In SVM, what does the term "kernel" refer to?
- A feature transformation
- A hardware component
- A software component
- A support vector
The term "kernel" in Support Vector Machines (SVM) refers to a feature transformation. Kernels are used to map data into a higher-dimensional space, making it easier to find a linear hyperplane that separates different classes.
Which type of learning would be best suited for categorizing news articles into topics without pre-defined categories?
- Reinforcement learning
- Semi-supervised learning
- Supervised learning
- Unsupervised learning
Unsupervised learning is the best choice for categorizing news articles into topics without predefined categories. Unsupervised learning algorithms can cluster similar articles based on patterns and topics discovered from the data without the need for labeled examples. Reinforcement learning is more suitable for scenarios with rewards and actions. Supervised learning requires labeled data, and semi-supervised learning combines labeled and unlabeled data.
A real estate company wants to predict the selling price of houses based on features like square footage, number of bedrooms, and location. Which regression technique would be most appropriate?
- Decision Tree Regression
- Linear Regression
- Logistic Regression
- Polynomial Regression
Linear Regression is the most suitable regression technique for predicting a continuous variable, such as the selling price of houses. It establishes a linear relationship between the independent and dependent variables, making it ideal for this scenario.
A key challenge in machine learning ethics is ensuring that algorithms do not perpetuate or amplify existing ________.
- Inequalities
- Biases
- Advantages
- Opportunities
Ensuring that algorithms do not perpetuate or amplify existing inequalities is a fundamental challenge in machine learning ethics. Addressing this challenge requires creating more equitable models and datasets.

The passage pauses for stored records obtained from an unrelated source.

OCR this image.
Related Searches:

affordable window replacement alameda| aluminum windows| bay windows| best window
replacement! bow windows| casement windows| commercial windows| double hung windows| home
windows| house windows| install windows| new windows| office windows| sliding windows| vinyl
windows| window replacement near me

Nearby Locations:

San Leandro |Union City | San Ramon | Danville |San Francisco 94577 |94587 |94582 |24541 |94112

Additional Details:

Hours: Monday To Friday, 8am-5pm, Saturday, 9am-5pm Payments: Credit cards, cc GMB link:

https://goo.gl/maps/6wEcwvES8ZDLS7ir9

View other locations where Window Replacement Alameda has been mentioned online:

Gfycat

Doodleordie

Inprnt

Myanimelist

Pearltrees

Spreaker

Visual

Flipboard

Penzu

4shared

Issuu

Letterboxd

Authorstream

In which scenario is unsupervised learning least suitable: predicting house prices based on features, grouping customers into segments, or classifying emails as spam or not spam?

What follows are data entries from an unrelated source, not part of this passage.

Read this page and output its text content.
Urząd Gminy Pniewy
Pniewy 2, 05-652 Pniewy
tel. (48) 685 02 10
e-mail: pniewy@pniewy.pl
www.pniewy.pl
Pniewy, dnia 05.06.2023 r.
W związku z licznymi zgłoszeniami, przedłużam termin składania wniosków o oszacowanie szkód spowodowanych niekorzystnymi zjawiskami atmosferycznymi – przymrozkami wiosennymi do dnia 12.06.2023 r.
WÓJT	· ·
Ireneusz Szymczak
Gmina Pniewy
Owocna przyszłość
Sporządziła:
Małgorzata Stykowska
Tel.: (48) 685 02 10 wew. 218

- Classifying emails as spam or not spam
- Grouping customers into segments
- Predicting house prices based on features
- Unsupervised learning is suitable for all scenarios
Unsupervised learning is least suitable for classifying emails as spam or not spam. This is because unsupervised learning doesn't have labeled data to distinguish between spam and non-spam emails. It is more applicable to clustering or grouping data when you don't have clear labels, such as grouping customers into segments.
In the context of the multi-armed bandit problem, what is regret?

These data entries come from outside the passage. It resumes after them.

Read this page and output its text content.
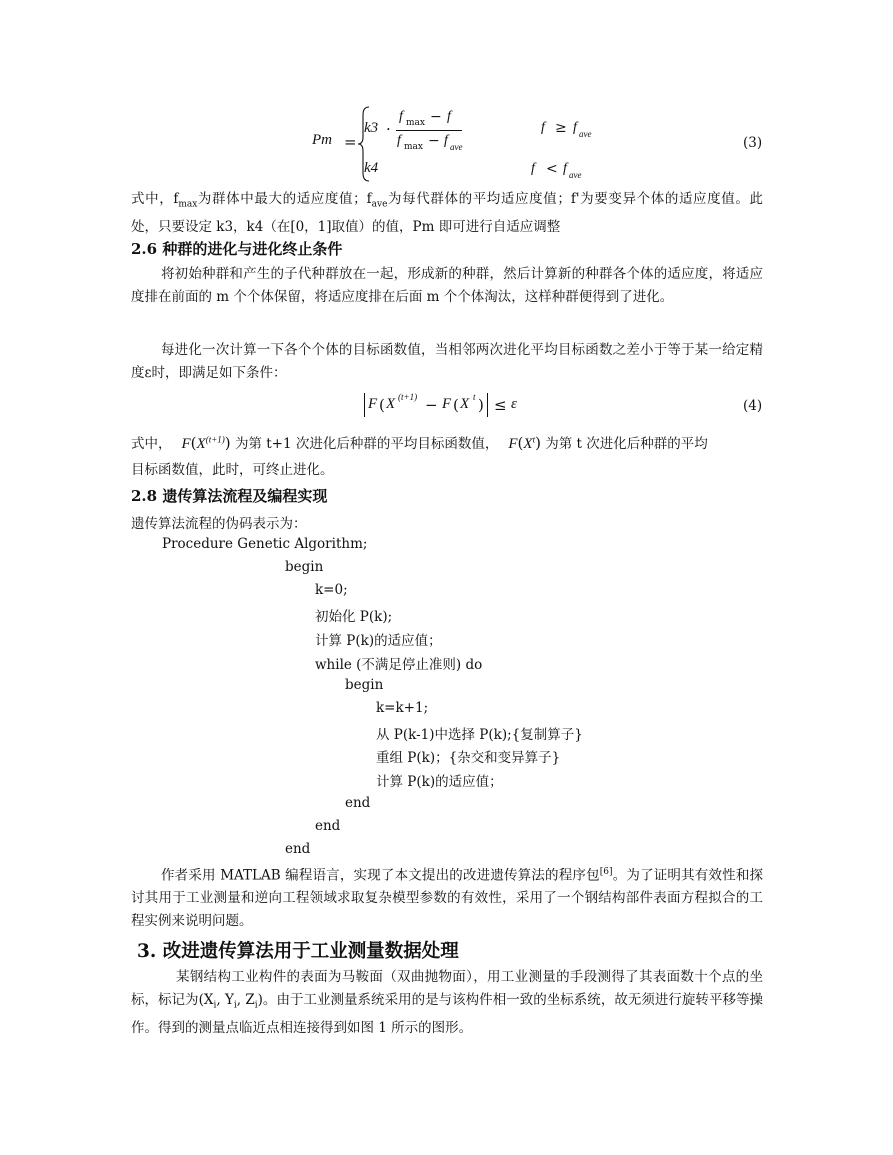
Pm =
k3 ·
f max − f
f max − f ave
f ≥ f ave
k4	f < f ave
(3)
式中，$f_{max}$为群体中最大的适应度值；$f_{ave}$为每代群体的平均适应度值；f'为要变异个体的适应度值。此处，只要设定 k3，k4（在[0，1]取值）的值，Pm 即可进行自适应调整
2.6 种群的进化与进化终止条件
将初始种群和产生的子代种群放在一起，形成新的种群，然后计算新的种群各个体的适应度，将适应度排在前面的 m 个个体保留，将适应度排在后面 m 个个体淘汰，这样种群便得到了进化。
每进化一次计算一下各个个体的目标函数值，当相邻两次进化平均目标函数之差小于等于某一给定精度ε时，即满足如下条件：
F ( X (t+1) − F ( X t ) ≤ ε	(4)
式中， $F(X^{(t+1)})$ 为第 t+1 次进化后种群的平均目标函数值， $F(X^t)$ 为第 t 次进化后种群的平均
目标函数值，此时，可终止进化。
2.8 遗传算法流程及编程实现
遗传算法流程的伪码表示为：
Procedure Genetic Algorithm;
begin
k=0;
初始化 P(k);
计算 P(k)的适应值；
while (不满足停止准则) do
begin
k=k+1;
从 P(k-1)中选择 P(k);{复制算子}
重组 P(k)；{杂交和变异算子}
计算 P(k)的适应值；
end
end
end
作者采用 MATLAB 编程语言，实现了本文提出的改进遗传算法的程序包[6]。为了证明其有效性和探讨其用于工业测量和逆向工程领域求取复杂模型参数的有效性，采用了一个钢结构部件表面方程拟合的工程实例来说明问题。
3. 改进遗传算法用于工业测量数据处理
某钢结构工业构件的表面为马鞍面（双曲抛物面），用工业测量的手段测得了其表面数十个点的坐标，标记为($X_i$, $Y_i$, $Z_i$)。由于工业测量系统采用的是与该构件相一致的坐标系统，故无须进行旋转平移等操作。得到的测量点临近点相连接得到如图 1 所示的图形。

- The feeling of loss and remorse
- An optimization metric
- A random variable
- An arm selection policy
In the context of the multi-armed bandit problem, regret is an optimization metric that quantifies how much an agent's total reward falls short of the best possible reward it could have achieved by always choosing the best arm. It's a way to measure how well an agent's arm selection policy performs.
A medical research team is studying the relationship between various health metrics (like blood pressure, cholesterol level) and the likelihood of developing a certain disease. The outcome is binary (disease: yes/no). Which regression model should they employ?
- Decision Tree Regression
- Linear Regression
- Logistic Regression
- Polynomial Regression
Logistic Regression is the appropriate choice for binary outcomes, such as the likelihood of developing a disease (yes/no). It models the probability of a binary outcome based on predictor variables, making it well-suited for this medical research.
Regularization techniques help in preventing overfitting. Which of these is NOT a regularization technique: Batch Normalization, Dropout, Adam Optimizer, L1 Regularization?
- Adam Optimizer
- Batch Normalization
- Dropout
- L1 Regularization
Adam Optimizer is not a regularization technique. It's an optimization algorithm used in training neural networks, while the others are regularization methods.
The Naive Bayes classifier assumes that the presence or absence of a particular feature of a class is ________ of the presence or absence of any other feature.
- Correlated
- Dependent
- Independent
- Unrelated
Naive Bayes assumes that features are independent of each other. This simplifying assumption helps make the algorithm computationally tractable but might not hold in all real-world cases.
In pharmacology, machine learning can aid in the process of drug discovery by predicting potential ________ of new compounds.
- Toxicity
- Flavor Profile
- Market Demand
- Molecular Structure
Machine learning can predict potential toxicity of new compounds by analyzing their chemical properties and interactions in pharmacology.
A healthcare company wants to classify patients into risk categories based on their medical history. They have a vast amount of patient data, but the relationships between variables are complex and non-linear. Which algorithm might be more suitable for this task?
- Decision Trees
- K-Nearest Neighbors (K-NN)
- Logistic Regression
- Naive Bayes
Decision Trees are suitable for complex and non-linear relationships between variables. They can capture intricate patterns in patient data, making them effective for risk categorization in healthcare.
Why is Independent Component Analysis (ICA) primarily used in applications like audio signal processing?
- It's more computationally efficient
- It separates mixed sources effectively
- It requires less data for training
- It's based on supervised learning
ICA is used in audio signal processing because it can effectively separate mixed sources, making it useful for source separation and blind signal separation tasks.